Cosa può imparare dal mondo della palla ovale?
“Si spara sempre sul calcio, e a volte anche a caso. È il gioco più semplice del mondo da seguire. Mi spiego: basket, volley, rugby e hockey sono sport estremamente tattici con molte regole. Se non le so, non ne posso capire. Il calcio ha tre regole e per questo è così diffuso: chiunque si sente in diritto di esprimere il proprio parere ed assurgere ad allenatore. Essendo il più seguito è il più vulnerabile da inquinamenti di gente poco raccomandabile. Il vantaggio del rugby è che vincere non è fondamentale, si accetta la sconfitta. Nel calcio la vittoria è l’unica cosa che conta, scatenando ogni tipo di reazione. Guardiamo l’ultimo anno del Varese: gli altri erano più forti, ma questo era inaccettabile”.

Ci spiega il motivo per cui in estate ha lasciato il Varese?

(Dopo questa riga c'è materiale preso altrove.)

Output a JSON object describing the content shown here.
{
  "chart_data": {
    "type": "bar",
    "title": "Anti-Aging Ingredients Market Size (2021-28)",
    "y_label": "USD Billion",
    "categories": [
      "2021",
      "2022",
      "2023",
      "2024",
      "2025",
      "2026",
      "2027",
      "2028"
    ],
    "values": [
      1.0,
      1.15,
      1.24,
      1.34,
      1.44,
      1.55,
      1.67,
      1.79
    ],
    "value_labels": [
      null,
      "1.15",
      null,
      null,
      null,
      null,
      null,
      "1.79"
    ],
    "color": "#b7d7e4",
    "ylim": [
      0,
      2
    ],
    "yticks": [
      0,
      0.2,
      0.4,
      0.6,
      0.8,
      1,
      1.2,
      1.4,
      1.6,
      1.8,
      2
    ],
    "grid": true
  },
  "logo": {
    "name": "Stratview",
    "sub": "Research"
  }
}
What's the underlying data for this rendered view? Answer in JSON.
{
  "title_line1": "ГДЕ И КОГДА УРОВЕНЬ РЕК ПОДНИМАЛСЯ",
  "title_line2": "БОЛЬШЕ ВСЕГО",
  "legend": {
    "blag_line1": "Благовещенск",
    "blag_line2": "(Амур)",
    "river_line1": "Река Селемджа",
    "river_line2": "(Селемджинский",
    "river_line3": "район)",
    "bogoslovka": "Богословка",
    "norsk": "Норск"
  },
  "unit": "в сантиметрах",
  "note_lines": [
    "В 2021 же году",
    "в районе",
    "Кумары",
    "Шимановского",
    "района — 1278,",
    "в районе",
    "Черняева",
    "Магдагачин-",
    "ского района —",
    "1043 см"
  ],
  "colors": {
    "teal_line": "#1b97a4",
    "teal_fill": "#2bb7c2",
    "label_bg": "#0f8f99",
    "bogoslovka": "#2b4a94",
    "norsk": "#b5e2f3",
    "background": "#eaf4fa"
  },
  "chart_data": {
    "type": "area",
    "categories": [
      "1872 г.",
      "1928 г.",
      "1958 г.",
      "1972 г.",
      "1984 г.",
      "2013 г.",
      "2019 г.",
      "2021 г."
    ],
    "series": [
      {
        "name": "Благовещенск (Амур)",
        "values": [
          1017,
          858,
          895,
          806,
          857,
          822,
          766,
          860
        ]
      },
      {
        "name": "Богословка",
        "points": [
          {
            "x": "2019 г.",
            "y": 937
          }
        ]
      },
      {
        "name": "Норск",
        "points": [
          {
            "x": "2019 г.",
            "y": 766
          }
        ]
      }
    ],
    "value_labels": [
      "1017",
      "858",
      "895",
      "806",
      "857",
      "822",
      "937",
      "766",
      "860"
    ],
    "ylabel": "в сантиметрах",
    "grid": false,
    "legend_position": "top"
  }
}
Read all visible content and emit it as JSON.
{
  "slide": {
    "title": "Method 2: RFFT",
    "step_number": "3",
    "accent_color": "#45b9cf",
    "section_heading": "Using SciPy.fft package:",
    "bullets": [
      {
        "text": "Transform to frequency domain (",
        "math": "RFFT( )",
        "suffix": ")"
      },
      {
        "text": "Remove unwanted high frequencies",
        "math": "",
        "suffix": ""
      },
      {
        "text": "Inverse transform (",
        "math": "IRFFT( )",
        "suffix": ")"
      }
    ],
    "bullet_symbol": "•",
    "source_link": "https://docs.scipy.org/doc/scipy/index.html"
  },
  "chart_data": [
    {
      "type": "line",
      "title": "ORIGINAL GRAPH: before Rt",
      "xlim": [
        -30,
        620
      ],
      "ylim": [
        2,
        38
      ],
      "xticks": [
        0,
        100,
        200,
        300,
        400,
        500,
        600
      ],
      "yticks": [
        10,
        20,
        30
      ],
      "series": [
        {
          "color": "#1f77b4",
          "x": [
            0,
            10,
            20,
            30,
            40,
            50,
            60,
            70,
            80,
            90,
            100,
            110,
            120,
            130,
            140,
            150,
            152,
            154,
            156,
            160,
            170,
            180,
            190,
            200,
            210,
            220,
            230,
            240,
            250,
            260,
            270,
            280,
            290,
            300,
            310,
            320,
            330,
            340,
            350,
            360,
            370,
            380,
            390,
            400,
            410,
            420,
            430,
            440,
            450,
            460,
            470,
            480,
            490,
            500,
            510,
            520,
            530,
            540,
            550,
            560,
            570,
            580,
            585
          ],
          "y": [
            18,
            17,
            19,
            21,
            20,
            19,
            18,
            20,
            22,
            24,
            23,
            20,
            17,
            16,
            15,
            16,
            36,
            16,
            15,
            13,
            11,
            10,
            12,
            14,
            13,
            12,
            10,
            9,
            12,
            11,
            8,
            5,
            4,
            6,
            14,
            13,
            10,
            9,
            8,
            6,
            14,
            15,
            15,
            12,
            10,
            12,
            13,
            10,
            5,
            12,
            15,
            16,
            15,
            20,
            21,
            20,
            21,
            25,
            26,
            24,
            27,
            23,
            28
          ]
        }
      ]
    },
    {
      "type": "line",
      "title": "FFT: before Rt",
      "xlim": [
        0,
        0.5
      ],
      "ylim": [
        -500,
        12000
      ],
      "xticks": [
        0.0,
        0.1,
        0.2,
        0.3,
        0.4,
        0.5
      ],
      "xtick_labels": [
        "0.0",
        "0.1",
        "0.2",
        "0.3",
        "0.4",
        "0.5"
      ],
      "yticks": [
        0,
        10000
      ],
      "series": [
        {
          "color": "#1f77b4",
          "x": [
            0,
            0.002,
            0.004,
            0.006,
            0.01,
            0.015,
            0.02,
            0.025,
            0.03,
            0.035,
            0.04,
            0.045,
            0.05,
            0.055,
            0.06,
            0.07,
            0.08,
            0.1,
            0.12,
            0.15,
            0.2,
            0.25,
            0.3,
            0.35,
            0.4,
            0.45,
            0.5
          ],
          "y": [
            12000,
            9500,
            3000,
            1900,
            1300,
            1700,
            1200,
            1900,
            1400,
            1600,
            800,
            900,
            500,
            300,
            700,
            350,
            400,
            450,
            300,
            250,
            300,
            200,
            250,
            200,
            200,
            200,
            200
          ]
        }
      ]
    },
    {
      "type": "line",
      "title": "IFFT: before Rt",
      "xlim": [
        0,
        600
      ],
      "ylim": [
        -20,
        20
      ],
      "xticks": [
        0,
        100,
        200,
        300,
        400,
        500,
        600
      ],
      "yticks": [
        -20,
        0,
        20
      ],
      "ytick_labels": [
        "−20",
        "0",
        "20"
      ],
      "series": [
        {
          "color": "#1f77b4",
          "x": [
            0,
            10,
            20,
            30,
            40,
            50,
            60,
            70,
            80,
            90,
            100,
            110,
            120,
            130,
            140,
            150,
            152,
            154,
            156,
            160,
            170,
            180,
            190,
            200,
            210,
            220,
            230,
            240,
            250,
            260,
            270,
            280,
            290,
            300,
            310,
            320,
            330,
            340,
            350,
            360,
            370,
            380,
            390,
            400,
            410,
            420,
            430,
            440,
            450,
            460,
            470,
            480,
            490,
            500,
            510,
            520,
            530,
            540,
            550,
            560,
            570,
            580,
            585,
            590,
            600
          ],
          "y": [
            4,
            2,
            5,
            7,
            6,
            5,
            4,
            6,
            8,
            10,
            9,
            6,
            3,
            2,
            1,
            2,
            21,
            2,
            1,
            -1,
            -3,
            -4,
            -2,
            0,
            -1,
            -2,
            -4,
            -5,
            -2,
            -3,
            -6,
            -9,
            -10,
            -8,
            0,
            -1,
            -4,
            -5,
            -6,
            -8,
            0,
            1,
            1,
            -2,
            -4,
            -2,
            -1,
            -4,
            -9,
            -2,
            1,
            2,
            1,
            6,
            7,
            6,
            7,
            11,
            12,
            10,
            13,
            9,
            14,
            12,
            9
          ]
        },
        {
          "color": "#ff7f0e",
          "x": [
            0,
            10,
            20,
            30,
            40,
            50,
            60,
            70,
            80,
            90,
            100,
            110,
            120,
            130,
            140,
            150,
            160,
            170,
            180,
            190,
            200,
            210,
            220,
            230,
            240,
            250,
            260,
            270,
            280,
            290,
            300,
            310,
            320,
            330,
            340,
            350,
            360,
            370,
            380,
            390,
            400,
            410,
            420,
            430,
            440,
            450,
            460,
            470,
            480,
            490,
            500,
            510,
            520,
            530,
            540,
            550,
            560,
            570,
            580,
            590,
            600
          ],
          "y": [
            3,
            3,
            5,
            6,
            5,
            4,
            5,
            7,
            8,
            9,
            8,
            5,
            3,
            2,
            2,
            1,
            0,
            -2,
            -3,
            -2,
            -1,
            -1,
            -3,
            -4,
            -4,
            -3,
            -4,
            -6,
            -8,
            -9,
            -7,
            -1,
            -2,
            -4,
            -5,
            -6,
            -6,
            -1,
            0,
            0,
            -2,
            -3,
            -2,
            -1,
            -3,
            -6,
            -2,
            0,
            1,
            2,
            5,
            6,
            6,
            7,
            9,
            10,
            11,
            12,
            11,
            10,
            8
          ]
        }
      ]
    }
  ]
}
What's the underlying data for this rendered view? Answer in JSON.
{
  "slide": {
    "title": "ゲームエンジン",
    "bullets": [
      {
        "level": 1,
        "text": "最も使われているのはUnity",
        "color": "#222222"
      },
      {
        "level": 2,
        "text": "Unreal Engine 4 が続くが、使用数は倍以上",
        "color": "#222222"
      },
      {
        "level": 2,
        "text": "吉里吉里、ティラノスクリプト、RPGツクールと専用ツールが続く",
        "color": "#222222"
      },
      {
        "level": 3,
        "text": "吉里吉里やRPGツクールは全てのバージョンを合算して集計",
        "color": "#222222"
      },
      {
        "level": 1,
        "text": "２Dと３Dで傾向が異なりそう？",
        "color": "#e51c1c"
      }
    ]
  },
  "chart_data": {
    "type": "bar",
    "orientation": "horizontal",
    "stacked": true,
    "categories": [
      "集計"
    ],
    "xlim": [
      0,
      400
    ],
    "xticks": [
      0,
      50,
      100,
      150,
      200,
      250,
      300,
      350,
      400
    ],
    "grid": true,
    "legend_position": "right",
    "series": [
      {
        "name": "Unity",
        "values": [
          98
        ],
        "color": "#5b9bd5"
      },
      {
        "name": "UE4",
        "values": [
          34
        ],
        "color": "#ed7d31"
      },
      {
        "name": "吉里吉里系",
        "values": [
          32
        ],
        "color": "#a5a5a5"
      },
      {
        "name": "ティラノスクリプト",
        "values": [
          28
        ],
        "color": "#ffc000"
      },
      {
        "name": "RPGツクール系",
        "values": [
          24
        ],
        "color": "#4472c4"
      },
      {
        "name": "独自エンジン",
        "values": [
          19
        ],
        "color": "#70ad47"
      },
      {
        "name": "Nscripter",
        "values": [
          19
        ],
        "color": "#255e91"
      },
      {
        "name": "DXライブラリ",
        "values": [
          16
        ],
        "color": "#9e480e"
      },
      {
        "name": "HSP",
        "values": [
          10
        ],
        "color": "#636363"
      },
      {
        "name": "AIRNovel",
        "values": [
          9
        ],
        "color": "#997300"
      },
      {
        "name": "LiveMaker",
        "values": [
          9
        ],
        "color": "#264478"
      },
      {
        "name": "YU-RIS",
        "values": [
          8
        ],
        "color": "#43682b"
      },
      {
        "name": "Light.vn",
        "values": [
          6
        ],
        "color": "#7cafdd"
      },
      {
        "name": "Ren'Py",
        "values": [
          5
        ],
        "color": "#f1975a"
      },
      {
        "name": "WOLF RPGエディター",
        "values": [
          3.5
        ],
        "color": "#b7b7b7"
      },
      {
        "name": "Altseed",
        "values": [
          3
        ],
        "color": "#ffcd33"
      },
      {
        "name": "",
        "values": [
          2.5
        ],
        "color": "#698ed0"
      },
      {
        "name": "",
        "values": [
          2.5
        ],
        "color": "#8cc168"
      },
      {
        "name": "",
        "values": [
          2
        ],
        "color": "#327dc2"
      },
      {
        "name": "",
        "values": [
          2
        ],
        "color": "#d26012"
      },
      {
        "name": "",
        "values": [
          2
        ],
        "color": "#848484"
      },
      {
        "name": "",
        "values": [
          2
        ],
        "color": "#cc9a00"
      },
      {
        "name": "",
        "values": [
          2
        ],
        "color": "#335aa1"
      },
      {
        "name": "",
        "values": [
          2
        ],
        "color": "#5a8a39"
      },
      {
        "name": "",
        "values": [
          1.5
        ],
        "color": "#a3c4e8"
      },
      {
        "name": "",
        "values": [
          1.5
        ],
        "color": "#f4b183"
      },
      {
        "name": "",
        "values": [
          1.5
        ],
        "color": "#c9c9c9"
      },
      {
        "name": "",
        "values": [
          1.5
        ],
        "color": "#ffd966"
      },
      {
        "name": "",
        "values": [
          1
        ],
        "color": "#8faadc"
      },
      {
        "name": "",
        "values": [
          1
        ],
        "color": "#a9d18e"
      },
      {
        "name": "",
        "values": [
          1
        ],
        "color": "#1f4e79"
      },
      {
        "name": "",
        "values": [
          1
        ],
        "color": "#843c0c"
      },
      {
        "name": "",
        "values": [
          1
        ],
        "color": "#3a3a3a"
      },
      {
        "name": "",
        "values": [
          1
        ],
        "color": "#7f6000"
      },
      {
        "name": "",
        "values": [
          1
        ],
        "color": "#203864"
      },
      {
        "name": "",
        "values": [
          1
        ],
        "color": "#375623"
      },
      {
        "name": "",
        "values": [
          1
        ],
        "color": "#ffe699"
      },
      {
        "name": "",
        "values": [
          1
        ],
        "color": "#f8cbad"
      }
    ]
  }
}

“Non ho accettato il fatto di mettere tutti sullo stesso piano. Indubbiamente ci sono stati dirigenti che hanno sbagliato, fra gestione della squadra, cambi di allenatore e situazioni poco chiare. Noi le facevamo notare e lavoravamo sottotraccia: non abbiamo mai perso un allenamento non percependo un euro di rimborso. Siamo stati inseriti in un calderone venendo paragonati agli altri. Addirittura ci sono state rivolte critiche furiose che dicevano che il settore giovanile era scomparso, e questa cosa mi ha amareggiato non poco. Le colpe non sono state divise fra i responsabili: non è possibile che gente come Masini, Milanta, Belluzzo e Piatti siano stati inseriti in questo vaso di Pandora causa di tutti i mali. Io non l’ho accettato. Sono stati cancellati undici anni con una sola stagione, seppur disgraziata. Io l’ho vissuta come una sconfitta personale, perché pensavo che avessimo superato la fase del delirio e dell’insulto. Invece a Varese puoi solo vincere”.

La rivedremo al Franco Ossola prima o poi?
“Io ho sempre detto che nasco nel Varese e muoio nel Varese. Quando sono andato via non sono passato a nessuna squadra di calcio, anche se mi hanno cercato. Piuttosto, ho cambiato sport. Ci mancherebbe, sono a disposizione e non c’è nessun problema, anche perché coi nuovi dirigenti c’è un rapporto meraviglioso e non c’è nessun problema né preclusione di nessun tipo. All’inizio mi avevano anche cercato, ma era troppo vivo il dolore: non potevo far finta di nulla”.